Infographic showing different methods for baby massage

Baby foot massage for gas

Proponents of foot reflexology say the practice can improve conditions like gas and indigestion, but scientific evidence is lackingTrusted Source. Again, it’s best to talk to your pediatrician as a precaution before beginning any at-home remedy like reflexology.

If your doctor says it’s okay to give it a go, consider the pressure point for the stomach and intestines that’s located around the upper middle of the foot, just below the pad. Gently stroking this area of your baby’s foot may bring some gas relief.

Baby massage for colic

There is no single known cause of colic. While gas has been suggested as one of the possible causes, treatments aimed at reducing gas do not always lessen colic symptoms.

The Mayo Clinic suggests massage as a possible soothing method for colicky babies, but notes that no soothing method is guaranteed to help all babies or work every time.

Parents of a colicky baby should be prepared to rely on a wide range of soothing measures, and this may include baby massage if you so choose.

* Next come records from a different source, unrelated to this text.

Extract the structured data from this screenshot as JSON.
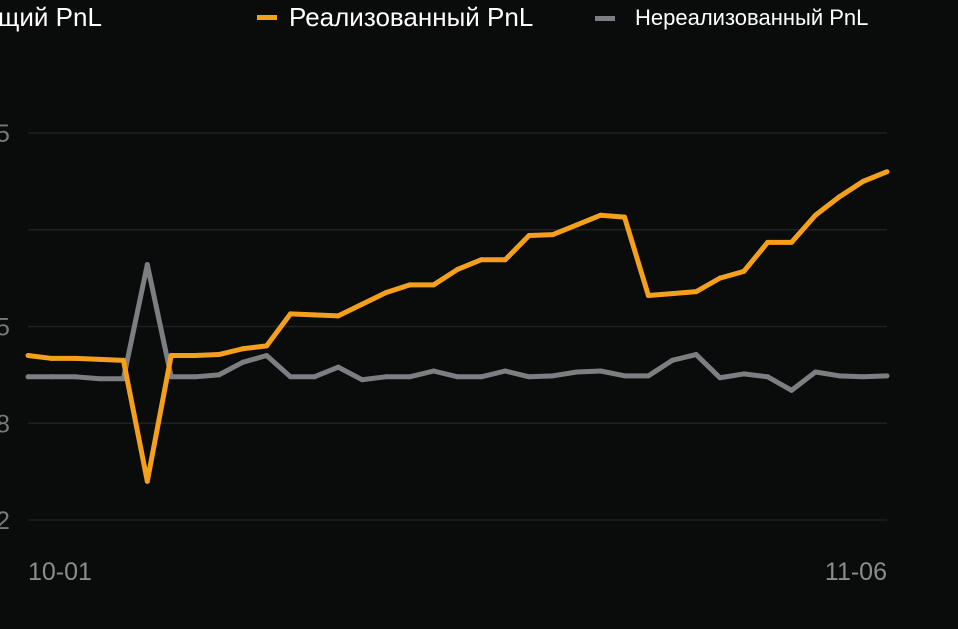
{
  "legend": {
    "items": [
      {
        "label": "щий PnL",
        "color": null
      },
      {
        "label": "Реализованный PnL",
        "color": "#f5a01a"
      },
      {
        "label": "Нереализованный PnL",
        "color": "#7d7e82"
      }
    ]
  },
  "chart_data": {
    "type": "line",
    "title": "",
    "xlabel": "",
    "ylabel": "",
    "grid": true,
    "legend_position": "top",
    "ytick_labels_visible": [
      "5",
      "",
      "5",
      "8",
      "2"
    ],
    "ylim": [
      0,
      4
    ],
    "xtick_labels": [
      "10-01",
      "11-06"
    ],
    "x": [
      "10-01",
      "10-02",
      "10-03",
      "10-04",
      "10-05",
      "10-06",
      "10-07",
      "10-08",
      "10-09",
      "10-10",
      "10-11",
      "10-12",
      "10-13",
      "10-14",
      "10-15",
      "10-16",
      "10-17",
      "10-18",
      "10-19",
      "10-20",
      "10-21",
      "10-22",
      "10-23",
      "10-24",
      "10-25",
      "10-26",
      "10-27",
      "10-28",
      "10-29",
      "10-30",
      "10-31",
      "11-01",
      "11-02",
      "11-03",
      "11-04",
      "11-05",
      "11-06"
    ],
    "series": [
      {
        "name": "Реализованный PnL",
        "color": "#f5a01a",
        "values": [
          1.7,
          1.67,
          1.67,
          1.66,
          1.65,
          0.4,
          1.7,
          1.7,
          1.71,
          1.77,
          1.8,
          2.13,
          2.12,
          2.11,
          2.23,
          2.35,
          2.43,
          2.43,
          2.59,
          2.69,
          2.69,
          2.94,
          2.95,
          3.05,
          3.15,
          3.13,
          2.32,
          2.34,
          2.36,
          2.5,
          2.57,
          2.87,
          2.87,
          3.15,
          3.34,
          3.5,
          3.6
        ]
      },
      {
        "name": "Нереализованный PnL",
        "color": "#7d7e82",
        "values": [
          1.48,
          1.48,
          1.48,
          1.46,
          1.46,
          2.64,
          1.48,
          1.48,
          1.5,
          1.63,
          1.7,
          1.48,
          1.48,
          1.58,
          1.45,
          1.48,
          1.48,
          1.54,
          1.48,
          1.48,
          1.54,
          1.48,
          1.49,
          1.53,
          1.54,
          1.49,
          1.49,
          1.65,
          1.71,
          1.47,
          1.51,
          1.48,
          1.34,
          1.53,
          1.49,
          1.48,
          1.49
        ]
      }
    ]
  }
}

If you notice that your little one’s burps include excessive spit-up or projectile vomit, or if your baby seems to be in pain during or following feeds, consult their doctor.

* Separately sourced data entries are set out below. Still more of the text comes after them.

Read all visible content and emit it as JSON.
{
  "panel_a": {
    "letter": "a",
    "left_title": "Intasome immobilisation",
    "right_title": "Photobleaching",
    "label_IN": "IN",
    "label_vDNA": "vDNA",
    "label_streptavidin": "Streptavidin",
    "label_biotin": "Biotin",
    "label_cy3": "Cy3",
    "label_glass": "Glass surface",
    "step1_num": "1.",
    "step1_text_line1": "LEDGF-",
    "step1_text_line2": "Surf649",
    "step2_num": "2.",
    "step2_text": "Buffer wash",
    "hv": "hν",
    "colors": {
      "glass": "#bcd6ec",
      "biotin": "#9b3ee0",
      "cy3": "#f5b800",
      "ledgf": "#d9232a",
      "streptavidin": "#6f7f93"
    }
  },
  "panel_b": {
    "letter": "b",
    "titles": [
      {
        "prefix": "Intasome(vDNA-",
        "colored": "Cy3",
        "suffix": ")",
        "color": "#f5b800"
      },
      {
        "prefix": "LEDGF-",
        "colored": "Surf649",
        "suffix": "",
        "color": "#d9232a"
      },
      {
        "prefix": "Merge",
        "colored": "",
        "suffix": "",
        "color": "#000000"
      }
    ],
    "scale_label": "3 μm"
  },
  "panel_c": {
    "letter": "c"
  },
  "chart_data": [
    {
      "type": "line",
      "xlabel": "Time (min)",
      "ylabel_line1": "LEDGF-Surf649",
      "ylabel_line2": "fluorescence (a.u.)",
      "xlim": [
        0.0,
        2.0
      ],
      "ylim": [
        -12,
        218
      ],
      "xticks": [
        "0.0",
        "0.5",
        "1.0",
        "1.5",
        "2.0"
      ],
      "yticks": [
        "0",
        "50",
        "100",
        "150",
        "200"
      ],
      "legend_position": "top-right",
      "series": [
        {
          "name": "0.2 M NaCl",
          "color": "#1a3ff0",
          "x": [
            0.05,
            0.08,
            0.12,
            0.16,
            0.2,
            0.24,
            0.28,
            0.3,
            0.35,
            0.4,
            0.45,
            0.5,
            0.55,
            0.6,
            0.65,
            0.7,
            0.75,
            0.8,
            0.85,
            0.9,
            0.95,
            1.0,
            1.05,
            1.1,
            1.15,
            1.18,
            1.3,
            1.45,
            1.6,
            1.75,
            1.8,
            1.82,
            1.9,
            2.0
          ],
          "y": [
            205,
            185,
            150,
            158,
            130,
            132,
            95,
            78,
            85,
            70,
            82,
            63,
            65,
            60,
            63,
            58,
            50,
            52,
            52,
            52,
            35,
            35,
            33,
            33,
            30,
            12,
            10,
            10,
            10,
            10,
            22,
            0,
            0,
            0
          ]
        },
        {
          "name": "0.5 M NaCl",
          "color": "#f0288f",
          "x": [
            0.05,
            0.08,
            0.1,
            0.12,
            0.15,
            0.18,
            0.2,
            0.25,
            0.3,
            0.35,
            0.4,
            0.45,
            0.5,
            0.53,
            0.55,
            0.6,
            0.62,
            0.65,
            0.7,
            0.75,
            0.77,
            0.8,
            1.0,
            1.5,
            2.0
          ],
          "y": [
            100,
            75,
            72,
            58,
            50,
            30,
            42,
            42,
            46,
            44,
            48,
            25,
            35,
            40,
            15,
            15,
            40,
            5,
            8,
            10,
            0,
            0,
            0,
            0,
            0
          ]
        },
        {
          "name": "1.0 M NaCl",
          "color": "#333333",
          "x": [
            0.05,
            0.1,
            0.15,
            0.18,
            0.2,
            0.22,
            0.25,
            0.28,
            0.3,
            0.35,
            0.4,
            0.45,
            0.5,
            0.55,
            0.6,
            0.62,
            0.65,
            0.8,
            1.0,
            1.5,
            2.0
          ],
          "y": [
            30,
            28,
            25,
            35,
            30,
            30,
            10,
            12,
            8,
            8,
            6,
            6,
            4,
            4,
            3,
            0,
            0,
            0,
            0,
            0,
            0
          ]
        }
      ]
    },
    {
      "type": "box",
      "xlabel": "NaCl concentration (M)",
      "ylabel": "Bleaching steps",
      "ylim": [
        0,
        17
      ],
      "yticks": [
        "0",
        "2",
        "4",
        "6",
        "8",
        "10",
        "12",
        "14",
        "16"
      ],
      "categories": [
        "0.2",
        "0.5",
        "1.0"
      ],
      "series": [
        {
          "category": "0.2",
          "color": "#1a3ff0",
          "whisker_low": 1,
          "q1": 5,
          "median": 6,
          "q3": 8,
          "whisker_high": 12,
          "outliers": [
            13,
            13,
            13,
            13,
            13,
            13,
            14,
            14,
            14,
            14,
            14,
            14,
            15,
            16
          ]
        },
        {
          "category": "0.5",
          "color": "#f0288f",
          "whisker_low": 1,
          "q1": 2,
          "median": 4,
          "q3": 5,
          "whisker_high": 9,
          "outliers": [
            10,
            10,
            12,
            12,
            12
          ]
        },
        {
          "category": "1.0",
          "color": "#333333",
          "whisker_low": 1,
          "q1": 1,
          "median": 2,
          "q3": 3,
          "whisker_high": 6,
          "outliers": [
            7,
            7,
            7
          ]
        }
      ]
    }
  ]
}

Your pediatrician can rule out other possible causes for the discomfort including gastroesophageal reflux disease (GERD) and suggest other treatments as necessary.

Other tips for managing gas

If massage doesn’t seem to be working for your little one or you’re looking for some additional comfort measures, there are plenty of things you can try to help manage and prevent gas:

  • Bicycle your child’s legs in the air while they lie on their back. This may help move gas through the system and encourage a poop if your little one is constipated.
  • Gently twist baby’s legs and hips from side to side, which may help move things along the digestive track.
  • Spend some extra time burping your baby during feeds to help air escape early in the digestive process.
  • If you’re bottle-feeding, check the nipple flow. If the flow is too fast, your child may be gulping air when they drink.
  • Change bottle brands. Though no one brand is perfect for eliminating gas, there may be one that works better at reducing gas for your baby.
  • Switch to a ready-made version of your baby’s powdered formula. Though if you don’t note any change, you can go back to the (less expensive) powdered version.

Some caregivers report that over-the-counter medications like gripe water or gas drops help their babies with gas. Make sure to check with your child’s doctor before going this route.